After finding evidence that a pack of wolves, or wolf hybrids, is living in a remote area in the mountains east of Springville, Utah's DWR sent a crew to try to capture an animal. This is their report.
Wolf update - March 9 DWR news release
We did not capture any wolves or wolf-dog hybrids today.
But the capture crew did turn up more evidence that wolves or wolf-dog hybrids are in a rugged, remote area east of Springville!

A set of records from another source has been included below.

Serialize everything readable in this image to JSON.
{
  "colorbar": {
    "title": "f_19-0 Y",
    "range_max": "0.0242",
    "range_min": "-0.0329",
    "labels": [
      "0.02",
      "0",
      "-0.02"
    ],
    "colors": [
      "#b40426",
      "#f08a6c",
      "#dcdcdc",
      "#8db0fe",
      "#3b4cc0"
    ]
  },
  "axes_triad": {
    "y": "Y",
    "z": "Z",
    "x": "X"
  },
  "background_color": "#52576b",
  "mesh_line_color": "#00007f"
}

Capture Crew Finds Tracks, But No Animals
Three partially eaten carcasses spotted from the air
Springville - After an exhaustive search this morning, a wildlife capture crew under contract with the Utah Division of Wildlife Resources spotted tracks from a helicopter but didn’t find any wolves or wolf-dog hybrids.
The capture crew spent the morning following five sets of tracks. But because snow conditions on the ground were sporadic, they weren’t able to locate the animals.
However, while the crew was following the tracks, they flew over the carcasses of three big game animals they believe the wolves, or wolf-dog hybrids, have been feeding on.
One of the dead animals was a moose. The remaining two animals -- one a deer and the other an unidentifiable big game animal -- died earlier this winter.
The wolves or wolf-dog hybrids had pulled the two animals out of the snow to feed on them.
(A wolf-dog hybrid is a cross between a wolf and a domestic dog.)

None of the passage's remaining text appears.